Here come the buyers, right on schedule, taking up the stocks of any company that smacks of high growth or buys commodities by the bushel, and taking down the stocks of producers of anything even remotely mineral, mining or oil- and gas-related.
Earlier this week we had one of those market-wide selloffs where every stock went down because of a sudden decline in oil. I made the point that there are two sides to every coin and that the users of commodities shouldn't be going down. I said we are simply seeing the same emotional reaction we always see to a furious commodity decline: that the Federal Reserve will tighten, perhaps aggressively, and we will be forced into a recession. Forget the facts or how farfetched they might be. Everyone has the right to be stupid and to say and do stupid things. This market allows that behavior writ large.

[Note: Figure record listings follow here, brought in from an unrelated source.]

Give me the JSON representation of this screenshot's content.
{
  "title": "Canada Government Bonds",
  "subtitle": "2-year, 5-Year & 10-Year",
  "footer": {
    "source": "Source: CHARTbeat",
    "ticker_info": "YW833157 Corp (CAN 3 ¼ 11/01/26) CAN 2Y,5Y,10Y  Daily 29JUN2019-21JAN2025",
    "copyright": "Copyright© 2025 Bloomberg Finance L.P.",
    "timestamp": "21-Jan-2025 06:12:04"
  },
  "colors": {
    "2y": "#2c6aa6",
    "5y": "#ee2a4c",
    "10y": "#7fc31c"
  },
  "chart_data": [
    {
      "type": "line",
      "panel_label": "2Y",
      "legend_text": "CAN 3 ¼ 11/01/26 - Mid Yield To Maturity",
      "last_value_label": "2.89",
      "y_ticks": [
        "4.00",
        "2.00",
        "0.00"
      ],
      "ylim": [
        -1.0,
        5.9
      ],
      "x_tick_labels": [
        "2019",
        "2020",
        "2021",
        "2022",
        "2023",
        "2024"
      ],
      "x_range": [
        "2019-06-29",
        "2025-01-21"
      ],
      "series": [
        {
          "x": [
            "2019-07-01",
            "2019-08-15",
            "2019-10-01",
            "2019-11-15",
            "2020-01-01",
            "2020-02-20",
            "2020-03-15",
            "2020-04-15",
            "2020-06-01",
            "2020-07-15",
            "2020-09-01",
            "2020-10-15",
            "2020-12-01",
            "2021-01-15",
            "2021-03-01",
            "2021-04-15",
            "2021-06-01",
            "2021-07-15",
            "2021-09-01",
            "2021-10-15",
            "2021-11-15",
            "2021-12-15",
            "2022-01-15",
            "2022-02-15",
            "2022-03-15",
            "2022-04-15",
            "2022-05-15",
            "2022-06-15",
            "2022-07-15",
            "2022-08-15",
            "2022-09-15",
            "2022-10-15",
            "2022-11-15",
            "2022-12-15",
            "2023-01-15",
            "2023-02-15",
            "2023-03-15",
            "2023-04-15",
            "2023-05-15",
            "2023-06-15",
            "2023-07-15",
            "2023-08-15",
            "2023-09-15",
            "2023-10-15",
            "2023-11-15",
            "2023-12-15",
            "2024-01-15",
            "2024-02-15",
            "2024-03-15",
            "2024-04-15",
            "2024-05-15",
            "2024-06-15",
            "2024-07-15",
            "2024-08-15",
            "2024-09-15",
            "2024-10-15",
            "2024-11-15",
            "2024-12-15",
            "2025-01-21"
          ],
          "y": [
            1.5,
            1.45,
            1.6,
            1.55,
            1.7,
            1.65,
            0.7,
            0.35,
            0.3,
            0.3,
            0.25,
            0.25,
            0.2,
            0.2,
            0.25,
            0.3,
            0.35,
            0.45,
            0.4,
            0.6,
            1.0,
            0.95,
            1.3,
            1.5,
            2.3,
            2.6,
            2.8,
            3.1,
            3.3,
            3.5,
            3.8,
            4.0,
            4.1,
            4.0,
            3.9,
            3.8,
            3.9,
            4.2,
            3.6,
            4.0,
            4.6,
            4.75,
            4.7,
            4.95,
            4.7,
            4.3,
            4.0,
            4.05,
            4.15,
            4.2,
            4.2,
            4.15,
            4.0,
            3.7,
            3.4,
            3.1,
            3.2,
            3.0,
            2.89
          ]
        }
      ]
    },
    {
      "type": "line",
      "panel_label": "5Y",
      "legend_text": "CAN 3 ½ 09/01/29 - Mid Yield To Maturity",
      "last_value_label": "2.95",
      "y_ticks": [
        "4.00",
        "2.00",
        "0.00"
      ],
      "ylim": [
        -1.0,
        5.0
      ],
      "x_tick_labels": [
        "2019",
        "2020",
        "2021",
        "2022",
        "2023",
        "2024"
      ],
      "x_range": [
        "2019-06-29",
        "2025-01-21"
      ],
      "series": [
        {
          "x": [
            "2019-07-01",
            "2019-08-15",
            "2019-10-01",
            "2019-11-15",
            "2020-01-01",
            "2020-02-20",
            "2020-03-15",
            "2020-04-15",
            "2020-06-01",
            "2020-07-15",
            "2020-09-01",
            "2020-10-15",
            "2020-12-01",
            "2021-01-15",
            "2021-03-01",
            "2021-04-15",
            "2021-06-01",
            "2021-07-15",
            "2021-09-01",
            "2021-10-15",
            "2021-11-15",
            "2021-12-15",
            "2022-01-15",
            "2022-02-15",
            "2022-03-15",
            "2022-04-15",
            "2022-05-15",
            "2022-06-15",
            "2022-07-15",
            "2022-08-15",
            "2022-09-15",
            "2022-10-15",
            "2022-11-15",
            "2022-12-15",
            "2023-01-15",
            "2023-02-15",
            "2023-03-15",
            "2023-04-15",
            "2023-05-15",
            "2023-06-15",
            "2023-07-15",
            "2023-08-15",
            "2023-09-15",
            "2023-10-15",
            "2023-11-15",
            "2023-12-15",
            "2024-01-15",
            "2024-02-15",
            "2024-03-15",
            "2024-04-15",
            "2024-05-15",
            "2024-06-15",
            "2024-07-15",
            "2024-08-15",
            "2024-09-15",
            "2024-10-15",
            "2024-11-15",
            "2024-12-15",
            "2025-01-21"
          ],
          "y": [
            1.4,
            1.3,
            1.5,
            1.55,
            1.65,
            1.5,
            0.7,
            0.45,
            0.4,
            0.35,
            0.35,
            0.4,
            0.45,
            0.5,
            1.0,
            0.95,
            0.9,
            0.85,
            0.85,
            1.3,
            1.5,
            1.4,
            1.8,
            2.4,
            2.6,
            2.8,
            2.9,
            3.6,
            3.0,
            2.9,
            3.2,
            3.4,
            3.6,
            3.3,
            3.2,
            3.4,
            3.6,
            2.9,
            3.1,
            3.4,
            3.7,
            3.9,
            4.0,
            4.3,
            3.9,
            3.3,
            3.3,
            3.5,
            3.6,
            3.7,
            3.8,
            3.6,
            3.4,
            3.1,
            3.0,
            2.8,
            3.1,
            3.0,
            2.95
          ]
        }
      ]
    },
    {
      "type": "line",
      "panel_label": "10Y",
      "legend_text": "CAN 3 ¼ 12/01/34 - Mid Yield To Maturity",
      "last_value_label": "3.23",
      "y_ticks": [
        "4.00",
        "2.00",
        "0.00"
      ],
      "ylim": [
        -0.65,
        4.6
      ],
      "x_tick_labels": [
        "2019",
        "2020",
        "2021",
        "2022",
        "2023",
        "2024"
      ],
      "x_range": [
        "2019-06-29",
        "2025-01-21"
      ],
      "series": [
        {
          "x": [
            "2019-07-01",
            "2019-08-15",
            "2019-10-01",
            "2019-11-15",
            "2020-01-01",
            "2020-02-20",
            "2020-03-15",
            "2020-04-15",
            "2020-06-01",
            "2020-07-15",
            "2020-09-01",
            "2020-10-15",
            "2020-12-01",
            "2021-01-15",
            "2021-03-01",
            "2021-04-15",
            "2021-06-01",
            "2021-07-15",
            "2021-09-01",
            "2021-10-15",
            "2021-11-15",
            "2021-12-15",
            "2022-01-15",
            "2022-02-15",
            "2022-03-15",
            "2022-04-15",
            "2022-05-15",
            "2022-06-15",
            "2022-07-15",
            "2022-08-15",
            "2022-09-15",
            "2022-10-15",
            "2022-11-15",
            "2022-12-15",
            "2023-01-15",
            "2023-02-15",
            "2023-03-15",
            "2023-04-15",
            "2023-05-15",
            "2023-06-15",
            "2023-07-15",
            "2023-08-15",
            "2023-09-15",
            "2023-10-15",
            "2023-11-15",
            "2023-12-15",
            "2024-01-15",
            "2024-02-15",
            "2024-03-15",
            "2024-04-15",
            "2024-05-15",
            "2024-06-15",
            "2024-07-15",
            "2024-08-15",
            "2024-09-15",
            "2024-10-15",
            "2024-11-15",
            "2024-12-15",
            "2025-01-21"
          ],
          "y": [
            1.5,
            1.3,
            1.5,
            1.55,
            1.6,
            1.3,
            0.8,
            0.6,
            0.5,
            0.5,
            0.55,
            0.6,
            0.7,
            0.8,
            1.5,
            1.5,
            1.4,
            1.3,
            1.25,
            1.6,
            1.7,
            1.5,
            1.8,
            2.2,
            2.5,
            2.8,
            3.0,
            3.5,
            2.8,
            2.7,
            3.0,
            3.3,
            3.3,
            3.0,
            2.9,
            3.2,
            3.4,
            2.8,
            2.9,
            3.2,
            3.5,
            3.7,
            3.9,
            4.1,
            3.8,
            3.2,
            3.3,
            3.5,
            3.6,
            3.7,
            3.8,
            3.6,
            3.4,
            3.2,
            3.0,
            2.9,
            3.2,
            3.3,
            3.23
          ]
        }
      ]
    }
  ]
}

Sure, it's painful if you own the oils. Today we got inventory numbers that showed a decline in oil, and oil rallied hard until the U.S. dollar went higher, which squelched the advance and reversed the group hard. Plus, President Obama is waging a war on fossil fuels and he's winning. And, again, some funds that borrowed a ton of money to buy oil-related master limited partnerships got margin calls, and those stocks were hammered mercilessly.
But today is also the day that the market reacts rationally, not stupidly. That means the stocks of big commodity-takers shine. And why not? Their earnings will increase. So will the earnings of companies that benefit from a flush consumer who feels better because gasoline's going lower.
Today is also a day where high-growth stocks are loved because they increase in value when inflation is subdued. Earnings expected in the year 2020 are worth a lot more if you think inflation is suppressed rather than raging. Remember, something like gold keeps its value when inflation takes off. But paper assets retain them when inflation (as measured by commodity prices) is suppressed, as it is now.
So what goes higher? How about retailers? Costco (COST), Dollar Tree (DLTR) and Wal-Mart (WMT) are pure plays on a consumer with more spending power.
How about PepsiCo (PEP), Mondelez (MDLZ), Kellogg (K) and the irrepressible Clorox (CLX)? These companies have gigantic energy and resin bills. Their packaging often costs more than the goods inside them. These companies spend more to ship cereal than to make cereal. The energy required to make, package and ship Clorox bleach far outweighs the cost of the foul-smelling stuff inside.
Low inflation means loading up on biotechs. Why not go right back to Regeneron (REGN). It just reported a fantastic quarter and got a big drug approval. Celgene (CELG) works higher, too. We know that it has made a big forecast for the outyears. People want to own Internet stocks with great growth. Priceline (PCLN) just reported and it said nothing but good things. That's perfect.
So are Facebook (FB), Google (GOOGL), Netflix (NFLX) and Amazon (AMZN). After a momentary CVS (CVS)-related faux shortfall, they go right back to the drugstores. And they buy anything gaming-related off strong projections from Activision Blizzard (ATVI), which had gigantic monthly average user growth from the Call of Duty franchise. Why not? Fewer dollars as the gas pump, more video games.
I need you to remember this kind of action; it is typical of the third day after any extended commodity collapse.
I know it seems moronic that we had to wait for the smoke to clear to pay up for merchandise that was going begging during the selloff. But fear is more powerful than common sense. That's how it always is with stocks and, sadly, for all but those who are trying to Get Rich Carefully, it always will be.